Cat Leukemia -
Feline Leukemia Virus (FeLV)
Cat leukemia, or feline leukemia virus (FeLV) is a serious viral infection which reduces the cat's ability to fight infections.
This page goes through some of the most frequently asked questions about this disease. Other pages that might be of interest are:
Feline Leukemia Symptoms
Feline Leukemia Test
Feline Leukemia Treatment
Feline Leukemia Vaccine
Cat Leukemia - Common Questions And Answers
1) What is feline leukemia exactly?
It's a virus that attacks the cat's white blood cells. These are responsible for fighting infections. So a cat with leukemia will find it difficult to fight off infections that a healthy cat would get rid of easily.
As the disease progresses, he'll get more and more infections that he'll find increasingly hard to shake off.

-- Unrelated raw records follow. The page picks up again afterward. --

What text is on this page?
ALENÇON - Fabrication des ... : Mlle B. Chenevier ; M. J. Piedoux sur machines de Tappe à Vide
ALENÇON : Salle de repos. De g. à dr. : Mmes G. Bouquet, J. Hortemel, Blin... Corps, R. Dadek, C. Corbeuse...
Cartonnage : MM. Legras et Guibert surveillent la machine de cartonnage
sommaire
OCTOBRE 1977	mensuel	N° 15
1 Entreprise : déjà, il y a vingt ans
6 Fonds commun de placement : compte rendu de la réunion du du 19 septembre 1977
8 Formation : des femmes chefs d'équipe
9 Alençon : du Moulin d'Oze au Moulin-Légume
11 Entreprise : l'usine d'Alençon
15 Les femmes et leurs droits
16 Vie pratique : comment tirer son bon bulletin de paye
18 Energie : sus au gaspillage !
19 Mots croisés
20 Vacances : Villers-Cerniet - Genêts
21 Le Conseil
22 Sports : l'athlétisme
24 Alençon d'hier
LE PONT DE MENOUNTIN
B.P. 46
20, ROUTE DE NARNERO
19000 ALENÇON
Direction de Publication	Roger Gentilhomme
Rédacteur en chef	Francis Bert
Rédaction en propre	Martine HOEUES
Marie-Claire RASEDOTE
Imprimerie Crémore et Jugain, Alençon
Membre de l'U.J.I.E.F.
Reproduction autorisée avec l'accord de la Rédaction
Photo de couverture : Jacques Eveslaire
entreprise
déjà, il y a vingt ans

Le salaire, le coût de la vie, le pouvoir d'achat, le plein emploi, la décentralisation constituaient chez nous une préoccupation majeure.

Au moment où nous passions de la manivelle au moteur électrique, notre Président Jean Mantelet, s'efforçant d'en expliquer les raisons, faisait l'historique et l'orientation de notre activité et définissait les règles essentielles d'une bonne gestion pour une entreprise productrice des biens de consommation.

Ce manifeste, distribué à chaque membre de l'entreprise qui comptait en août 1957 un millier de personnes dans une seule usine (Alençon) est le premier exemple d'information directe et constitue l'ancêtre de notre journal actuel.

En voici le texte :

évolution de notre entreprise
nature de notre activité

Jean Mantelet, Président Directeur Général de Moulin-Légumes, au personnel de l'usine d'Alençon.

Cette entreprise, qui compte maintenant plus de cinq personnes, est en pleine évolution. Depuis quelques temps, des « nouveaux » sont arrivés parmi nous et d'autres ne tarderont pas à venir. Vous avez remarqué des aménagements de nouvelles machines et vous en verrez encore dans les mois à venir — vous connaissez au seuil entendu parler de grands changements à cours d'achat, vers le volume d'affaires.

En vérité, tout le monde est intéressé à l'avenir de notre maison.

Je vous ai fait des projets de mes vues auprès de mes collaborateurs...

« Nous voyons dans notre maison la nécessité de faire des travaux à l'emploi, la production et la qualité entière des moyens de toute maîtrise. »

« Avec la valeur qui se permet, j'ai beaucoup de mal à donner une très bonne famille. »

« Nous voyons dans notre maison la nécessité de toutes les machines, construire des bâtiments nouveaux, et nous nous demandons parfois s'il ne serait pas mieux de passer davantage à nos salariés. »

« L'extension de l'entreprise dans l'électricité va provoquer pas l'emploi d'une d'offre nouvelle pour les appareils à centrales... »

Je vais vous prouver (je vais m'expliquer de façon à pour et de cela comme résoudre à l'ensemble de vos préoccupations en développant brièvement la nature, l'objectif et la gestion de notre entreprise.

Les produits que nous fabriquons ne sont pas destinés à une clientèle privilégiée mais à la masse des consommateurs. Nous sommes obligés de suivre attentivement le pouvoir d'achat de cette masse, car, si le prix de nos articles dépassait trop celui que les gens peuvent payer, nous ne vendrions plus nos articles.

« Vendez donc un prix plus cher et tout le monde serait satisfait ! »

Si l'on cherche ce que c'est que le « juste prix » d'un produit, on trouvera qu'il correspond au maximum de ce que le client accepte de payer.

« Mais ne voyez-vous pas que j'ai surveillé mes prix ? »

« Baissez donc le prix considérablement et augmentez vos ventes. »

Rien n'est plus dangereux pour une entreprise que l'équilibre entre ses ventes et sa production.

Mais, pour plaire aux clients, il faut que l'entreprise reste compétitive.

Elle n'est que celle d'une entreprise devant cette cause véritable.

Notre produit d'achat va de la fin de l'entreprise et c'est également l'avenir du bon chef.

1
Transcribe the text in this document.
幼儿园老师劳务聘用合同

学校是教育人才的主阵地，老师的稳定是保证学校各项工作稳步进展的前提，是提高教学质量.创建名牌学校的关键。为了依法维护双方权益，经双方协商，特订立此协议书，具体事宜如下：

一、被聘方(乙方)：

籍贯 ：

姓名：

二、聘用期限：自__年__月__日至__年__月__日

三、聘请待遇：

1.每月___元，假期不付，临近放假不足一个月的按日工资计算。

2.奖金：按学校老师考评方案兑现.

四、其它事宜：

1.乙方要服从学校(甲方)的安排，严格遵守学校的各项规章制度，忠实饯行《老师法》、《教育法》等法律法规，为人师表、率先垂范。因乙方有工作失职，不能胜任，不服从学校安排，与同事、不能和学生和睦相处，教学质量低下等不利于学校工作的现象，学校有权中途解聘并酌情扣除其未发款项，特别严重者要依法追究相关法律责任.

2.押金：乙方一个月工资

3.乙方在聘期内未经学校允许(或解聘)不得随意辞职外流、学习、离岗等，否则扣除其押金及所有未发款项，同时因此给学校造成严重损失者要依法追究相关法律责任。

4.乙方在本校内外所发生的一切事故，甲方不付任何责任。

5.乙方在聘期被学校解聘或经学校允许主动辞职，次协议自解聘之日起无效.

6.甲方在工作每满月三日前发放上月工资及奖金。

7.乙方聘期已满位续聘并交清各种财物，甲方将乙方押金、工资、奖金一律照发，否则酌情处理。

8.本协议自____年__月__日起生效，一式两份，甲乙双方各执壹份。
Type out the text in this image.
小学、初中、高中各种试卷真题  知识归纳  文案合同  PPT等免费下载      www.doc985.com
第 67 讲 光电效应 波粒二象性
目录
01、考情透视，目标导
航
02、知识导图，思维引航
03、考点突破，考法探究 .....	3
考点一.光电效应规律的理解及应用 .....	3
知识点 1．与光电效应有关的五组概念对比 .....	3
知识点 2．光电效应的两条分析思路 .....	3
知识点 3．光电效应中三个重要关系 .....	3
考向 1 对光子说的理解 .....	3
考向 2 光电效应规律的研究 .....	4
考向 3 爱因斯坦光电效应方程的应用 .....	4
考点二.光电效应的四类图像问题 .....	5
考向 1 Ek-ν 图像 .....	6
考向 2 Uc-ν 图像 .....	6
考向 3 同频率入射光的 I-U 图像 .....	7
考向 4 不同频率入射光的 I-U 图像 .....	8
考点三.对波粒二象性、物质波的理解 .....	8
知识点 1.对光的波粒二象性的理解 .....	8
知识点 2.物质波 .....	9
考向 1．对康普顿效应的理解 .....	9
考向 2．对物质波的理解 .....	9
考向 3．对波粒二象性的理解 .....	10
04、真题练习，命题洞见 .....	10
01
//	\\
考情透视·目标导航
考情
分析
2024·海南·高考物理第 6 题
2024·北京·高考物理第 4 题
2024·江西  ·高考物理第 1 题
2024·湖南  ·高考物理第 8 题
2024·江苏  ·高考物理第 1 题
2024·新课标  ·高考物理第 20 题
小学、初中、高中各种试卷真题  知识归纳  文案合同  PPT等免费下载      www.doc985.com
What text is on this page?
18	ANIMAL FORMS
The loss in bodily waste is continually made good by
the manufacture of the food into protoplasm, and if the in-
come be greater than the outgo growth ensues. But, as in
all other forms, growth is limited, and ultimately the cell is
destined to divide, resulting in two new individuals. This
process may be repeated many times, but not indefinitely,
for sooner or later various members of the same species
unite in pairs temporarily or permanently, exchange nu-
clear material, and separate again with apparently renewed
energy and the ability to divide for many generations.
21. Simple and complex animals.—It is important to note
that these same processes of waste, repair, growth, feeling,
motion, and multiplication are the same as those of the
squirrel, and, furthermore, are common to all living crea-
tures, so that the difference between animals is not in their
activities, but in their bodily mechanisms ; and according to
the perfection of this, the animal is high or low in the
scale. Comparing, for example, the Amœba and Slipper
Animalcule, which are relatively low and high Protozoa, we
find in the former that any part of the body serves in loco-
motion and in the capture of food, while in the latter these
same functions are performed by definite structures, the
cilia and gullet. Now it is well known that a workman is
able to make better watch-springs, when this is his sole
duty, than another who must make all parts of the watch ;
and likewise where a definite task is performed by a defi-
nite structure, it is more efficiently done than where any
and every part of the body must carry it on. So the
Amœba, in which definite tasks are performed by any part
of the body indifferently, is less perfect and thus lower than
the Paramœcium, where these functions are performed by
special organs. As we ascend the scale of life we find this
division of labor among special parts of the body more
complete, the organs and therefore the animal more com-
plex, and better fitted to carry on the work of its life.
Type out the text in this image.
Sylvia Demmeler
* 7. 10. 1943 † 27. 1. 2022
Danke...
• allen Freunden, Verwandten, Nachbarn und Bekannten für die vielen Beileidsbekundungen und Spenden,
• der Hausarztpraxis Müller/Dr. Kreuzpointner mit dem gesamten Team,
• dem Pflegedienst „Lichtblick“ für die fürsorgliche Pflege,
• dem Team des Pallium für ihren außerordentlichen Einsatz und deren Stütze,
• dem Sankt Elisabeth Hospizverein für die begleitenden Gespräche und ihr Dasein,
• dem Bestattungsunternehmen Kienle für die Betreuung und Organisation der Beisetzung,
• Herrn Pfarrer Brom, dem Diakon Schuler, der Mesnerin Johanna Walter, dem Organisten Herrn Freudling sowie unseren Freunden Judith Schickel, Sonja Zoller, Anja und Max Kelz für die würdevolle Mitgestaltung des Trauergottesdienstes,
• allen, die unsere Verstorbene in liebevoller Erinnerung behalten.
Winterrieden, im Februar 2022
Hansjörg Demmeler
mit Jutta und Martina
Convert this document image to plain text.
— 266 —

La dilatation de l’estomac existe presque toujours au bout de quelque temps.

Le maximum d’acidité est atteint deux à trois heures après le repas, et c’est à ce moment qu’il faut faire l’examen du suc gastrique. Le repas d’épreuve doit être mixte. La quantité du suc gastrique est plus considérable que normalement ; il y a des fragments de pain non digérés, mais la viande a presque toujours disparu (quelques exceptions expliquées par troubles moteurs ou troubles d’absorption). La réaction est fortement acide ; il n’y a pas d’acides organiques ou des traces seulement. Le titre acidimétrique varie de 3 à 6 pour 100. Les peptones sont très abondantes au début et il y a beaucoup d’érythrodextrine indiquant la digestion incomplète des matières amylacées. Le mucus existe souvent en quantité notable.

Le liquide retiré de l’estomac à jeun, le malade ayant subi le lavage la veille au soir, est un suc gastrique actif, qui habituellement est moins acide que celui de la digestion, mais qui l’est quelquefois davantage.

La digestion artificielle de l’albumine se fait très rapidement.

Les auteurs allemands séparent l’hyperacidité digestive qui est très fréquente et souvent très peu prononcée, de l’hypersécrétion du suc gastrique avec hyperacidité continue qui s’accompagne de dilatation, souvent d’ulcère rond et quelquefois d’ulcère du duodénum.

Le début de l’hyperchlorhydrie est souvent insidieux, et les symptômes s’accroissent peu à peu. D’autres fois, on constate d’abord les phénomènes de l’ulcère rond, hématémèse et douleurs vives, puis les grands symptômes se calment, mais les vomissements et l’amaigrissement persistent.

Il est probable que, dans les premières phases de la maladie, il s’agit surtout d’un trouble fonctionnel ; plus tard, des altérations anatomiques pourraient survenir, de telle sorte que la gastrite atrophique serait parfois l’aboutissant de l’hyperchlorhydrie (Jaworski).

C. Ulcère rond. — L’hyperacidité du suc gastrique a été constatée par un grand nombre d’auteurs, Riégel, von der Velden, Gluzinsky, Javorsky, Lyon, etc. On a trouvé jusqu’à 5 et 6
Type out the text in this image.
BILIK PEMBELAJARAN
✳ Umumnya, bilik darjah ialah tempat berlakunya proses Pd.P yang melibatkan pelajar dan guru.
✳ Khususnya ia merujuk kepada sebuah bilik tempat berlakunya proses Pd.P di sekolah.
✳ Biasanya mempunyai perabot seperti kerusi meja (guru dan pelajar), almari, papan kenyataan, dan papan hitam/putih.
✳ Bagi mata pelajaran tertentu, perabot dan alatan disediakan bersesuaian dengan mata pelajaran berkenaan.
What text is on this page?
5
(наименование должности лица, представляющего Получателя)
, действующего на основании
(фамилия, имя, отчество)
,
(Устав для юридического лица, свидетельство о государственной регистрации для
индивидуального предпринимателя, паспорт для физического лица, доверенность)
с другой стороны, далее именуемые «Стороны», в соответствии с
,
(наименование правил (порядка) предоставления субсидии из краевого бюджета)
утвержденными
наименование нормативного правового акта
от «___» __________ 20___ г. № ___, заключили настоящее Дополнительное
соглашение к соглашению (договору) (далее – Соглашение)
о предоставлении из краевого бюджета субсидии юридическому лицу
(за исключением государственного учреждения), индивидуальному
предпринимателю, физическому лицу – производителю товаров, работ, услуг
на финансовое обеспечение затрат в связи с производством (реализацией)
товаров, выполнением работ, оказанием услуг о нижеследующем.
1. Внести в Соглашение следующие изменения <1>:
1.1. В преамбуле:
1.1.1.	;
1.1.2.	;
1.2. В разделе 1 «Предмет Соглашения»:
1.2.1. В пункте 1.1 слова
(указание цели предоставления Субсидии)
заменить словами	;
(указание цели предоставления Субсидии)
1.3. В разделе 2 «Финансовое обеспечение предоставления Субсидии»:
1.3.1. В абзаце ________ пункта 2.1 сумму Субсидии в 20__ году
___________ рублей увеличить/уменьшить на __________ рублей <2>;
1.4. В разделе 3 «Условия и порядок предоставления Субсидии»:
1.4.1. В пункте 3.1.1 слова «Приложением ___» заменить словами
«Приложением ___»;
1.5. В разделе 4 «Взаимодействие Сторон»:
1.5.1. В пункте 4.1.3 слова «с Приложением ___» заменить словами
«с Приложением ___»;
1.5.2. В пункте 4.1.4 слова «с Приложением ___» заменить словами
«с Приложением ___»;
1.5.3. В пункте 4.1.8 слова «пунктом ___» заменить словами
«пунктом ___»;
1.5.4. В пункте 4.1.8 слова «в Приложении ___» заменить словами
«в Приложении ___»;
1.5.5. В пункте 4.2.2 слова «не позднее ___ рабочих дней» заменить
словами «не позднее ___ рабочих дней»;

2) So is it the same as Feline AIDS (Feline Immunodeficiency Virus?)
No. It's not the same virus as feline immunodeficiency virus, although quite a few of the symptoms and signs are similar.
3) Can humans catch it?
No. It can't be transmitted to humans, and it can't give humans AIDS. It also can't infect other species - e.g. dogs. It's totally specific to cats.
4) How do cats get feline leukemia virus?
The virus is found in saliva, urine, blood and other secretions produced by cats. It's spread by licking and biting, and via shared food bowls and litter boxes.
The virus doesn't survive long outside the cat's body, so close contact is needed for infection to occur.
Kittens born to an infected mother will usually all be infected.
5) So can I give cat leukemia to my healthy cat if I've petted an FeLV infected cat?
It's highly unlikely, as the virus doesn't survive long away from the infected cat.
However, it may be possible to infect a healthy cat if you pass saliva, urine or blood from an infected cat to the healthy cat within a short space of time.
If you've petted a cat that you think may have been infected, just take sensible precautions before petting your cat - i.e. remove and launder any clothes that were in contact, thoroughly wash your hands with anti-bacterial handwash etc.
6) How do I reduce the risk of my cat getting FeLV?
The disease is often spread during a male cat fight. Neutering your cat will greatly reduce this fighting male cat behavior, and will therefore reduce the risk. Also, spaying your female cat will help to reduce the risk of her getting the disease through sex with an infected male.
There is a feline leukemia vaccine, but it's not 100 percent effective. However, your vet will probably recommend getting your cat vaccinated if he / she goes outside.
7) How is cat leukemia diagnosed?
The disease is diagnosed by a blood test. The vet will normally carry this out in-house first and then get it confirmed by a commercial lab. A lot of healthy cats will successfully get rid of the infection. For this reason, if a cat tests positive, the test is usually repeated 12 weeks later. Click here for more information on the feline leukemia test.
8) My cat is infected. What do I do now?
Your vet will have a detailed discussion with you when the diagnosis is confirmed. Things covered will include:
- Keeping your cat indoors. This is recommended to prevent him from spreading the disease to other cats, and to help reduce the risk of him catching other infections.
- What to do if you have a multi-cat household. Your vet will recommend getting the other cats tested too. You'll need to decide whether you keep the infected and non-infected cats apart. This is a difficult decision, and will take into account many different factors that are specific to your situation. Your vet will talk you through the options. Click here for advice on health insurance for your cat.
Cats with cat leukemia can live happily and healthily, sometimes for a number of years. A good relationship with your vet, regular check-ups and prompt treatment of any infections will help to prolong cat life expectancy and improve quality of life.